The concept of stories has been around for years, so it seems that LinkedIn and Twitter were initially resistant to implementing disappearing content on their platforms. Part of that hesitation may come from the possibility for users to abuse the feature. Twitter in particular is well known for the small percentage of users that like to harass, troll, and otherwise turn Twitter into a very toxic place. Some Twitter users expressed concerns that this new feature could empower those who already use Twitter to harass other users.

All social media are starting to look the same

Companies are always eyeing their competitors to see what works; that’s just market research. But copycatting on social media has led to platforms that look suspiciously similar, with fewer things that set them apart. But simply replicating a competitor’s big idea doesn’t always lead to replicating its success.

“I would say we've never seen a great ‘lift and shift’,” says Nicole Greene, an analyst at Gartner. When LinkedIn and Twitter adopted the stories format, it didn’t lead to a lot more engagement on those platforms, only more eyerolls. “The better strategy would be making it even better for your platform,” says Greene, by “tailoring these experiences to your audience.”

What’s your benefit in all this, you wonder?

As you can see, brands can leverage the benefits of stories to engage followers in an entirely different way. But is it more effective than posts?

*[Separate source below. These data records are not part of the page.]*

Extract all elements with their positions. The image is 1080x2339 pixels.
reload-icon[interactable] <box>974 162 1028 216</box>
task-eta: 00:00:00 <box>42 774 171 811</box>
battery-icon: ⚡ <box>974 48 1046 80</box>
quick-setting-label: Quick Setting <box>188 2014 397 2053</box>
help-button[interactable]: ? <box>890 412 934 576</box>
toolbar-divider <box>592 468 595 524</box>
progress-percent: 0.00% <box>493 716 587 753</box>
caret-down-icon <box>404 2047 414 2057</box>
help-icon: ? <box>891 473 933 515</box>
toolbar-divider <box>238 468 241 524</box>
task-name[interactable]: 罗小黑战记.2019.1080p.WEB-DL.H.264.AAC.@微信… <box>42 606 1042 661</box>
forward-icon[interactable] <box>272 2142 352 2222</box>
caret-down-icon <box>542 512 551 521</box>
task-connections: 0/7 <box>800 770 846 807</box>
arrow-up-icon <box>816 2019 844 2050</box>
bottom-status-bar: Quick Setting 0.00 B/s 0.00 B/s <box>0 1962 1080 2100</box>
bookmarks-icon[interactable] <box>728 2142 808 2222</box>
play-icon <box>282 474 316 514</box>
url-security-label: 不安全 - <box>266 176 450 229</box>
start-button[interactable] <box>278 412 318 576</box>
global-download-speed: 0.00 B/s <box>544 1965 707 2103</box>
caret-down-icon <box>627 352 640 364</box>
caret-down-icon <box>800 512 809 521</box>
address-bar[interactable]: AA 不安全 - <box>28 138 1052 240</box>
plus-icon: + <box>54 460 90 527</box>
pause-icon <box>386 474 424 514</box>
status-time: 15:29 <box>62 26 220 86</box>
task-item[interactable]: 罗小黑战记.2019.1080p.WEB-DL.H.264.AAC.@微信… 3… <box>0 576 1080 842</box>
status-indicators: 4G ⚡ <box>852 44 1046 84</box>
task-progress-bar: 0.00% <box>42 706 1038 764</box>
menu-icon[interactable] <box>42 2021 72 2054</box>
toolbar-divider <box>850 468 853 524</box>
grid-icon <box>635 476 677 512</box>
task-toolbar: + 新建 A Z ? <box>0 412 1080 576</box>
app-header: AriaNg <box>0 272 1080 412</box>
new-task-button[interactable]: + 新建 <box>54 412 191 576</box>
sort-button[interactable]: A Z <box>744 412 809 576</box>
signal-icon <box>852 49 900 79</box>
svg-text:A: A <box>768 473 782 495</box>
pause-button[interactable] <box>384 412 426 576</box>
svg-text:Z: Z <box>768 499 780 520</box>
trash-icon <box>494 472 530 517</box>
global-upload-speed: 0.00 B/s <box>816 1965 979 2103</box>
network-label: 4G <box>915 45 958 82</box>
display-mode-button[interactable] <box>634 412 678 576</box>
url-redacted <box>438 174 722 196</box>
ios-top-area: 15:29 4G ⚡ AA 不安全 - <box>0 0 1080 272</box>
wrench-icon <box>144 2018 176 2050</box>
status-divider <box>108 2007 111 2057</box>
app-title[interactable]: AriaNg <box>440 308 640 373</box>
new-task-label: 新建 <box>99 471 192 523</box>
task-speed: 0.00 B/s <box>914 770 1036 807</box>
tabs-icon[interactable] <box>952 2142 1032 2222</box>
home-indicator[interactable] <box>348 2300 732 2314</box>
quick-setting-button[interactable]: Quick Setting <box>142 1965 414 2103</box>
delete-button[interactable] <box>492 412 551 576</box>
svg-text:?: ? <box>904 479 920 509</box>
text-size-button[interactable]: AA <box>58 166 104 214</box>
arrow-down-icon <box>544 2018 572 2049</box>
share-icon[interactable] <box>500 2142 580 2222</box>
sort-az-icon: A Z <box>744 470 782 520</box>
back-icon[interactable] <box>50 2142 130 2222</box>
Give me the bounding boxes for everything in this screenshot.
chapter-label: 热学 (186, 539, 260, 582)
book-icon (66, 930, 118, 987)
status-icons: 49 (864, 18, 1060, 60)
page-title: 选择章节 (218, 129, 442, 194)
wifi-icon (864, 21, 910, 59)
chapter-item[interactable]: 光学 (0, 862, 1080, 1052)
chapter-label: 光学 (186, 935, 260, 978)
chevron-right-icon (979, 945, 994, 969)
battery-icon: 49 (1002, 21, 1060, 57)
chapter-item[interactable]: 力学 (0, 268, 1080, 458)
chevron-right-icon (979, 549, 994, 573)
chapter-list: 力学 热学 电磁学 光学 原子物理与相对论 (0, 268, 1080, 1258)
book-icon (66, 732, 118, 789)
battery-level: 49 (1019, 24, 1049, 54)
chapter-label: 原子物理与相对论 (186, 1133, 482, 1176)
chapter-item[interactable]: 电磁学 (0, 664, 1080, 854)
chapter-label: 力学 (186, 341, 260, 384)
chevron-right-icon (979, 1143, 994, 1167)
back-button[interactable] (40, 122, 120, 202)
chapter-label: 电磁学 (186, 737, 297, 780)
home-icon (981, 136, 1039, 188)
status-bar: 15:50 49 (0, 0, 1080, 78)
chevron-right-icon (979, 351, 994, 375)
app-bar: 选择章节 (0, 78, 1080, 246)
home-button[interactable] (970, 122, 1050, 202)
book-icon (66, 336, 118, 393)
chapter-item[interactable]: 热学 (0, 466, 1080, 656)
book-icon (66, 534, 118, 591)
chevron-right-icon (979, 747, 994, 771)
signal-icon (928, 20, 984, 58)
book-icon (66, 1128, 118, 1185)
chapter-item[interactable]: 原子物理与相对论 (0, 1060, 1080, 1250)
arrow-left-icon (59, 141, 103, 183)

That depends on your goals. If you want to create that sense of urgency and excitement with your content, then stories may be the way to go. However, if you want a more permanent solution for driving traffic to your site or establishing a presence on social media, then traditional posts may make the most sense.

You could also explore the benefits of using a combination of social media posts and social media stories to satisfy more than one goal and to serve different audiences within the same platform.

"If you want to create that sense of urgency and excitement with your content, then stories may be the way to go."

Eager to get started? Here are some of my personal tips!

To integrate stories into your social media marketing strategy, be prepared to:

  • Create a lot more content than you’re currently using;
  • Adapt your stories strategy for individualized, scalable content that’s relevant and engaging now, since stories are time-sensitive and in-the-moment;
  • Repurpose your stories content (if scalable) into regular posts on Instagram and other social media platforms. This will help you save time and money in the long run.

Stories perform best when you’re uploading a few at once. Create a mass amount of vertical video or photo content in advance, then post them strategically over a period of time, whether you choose to create a week’s worth of content or more.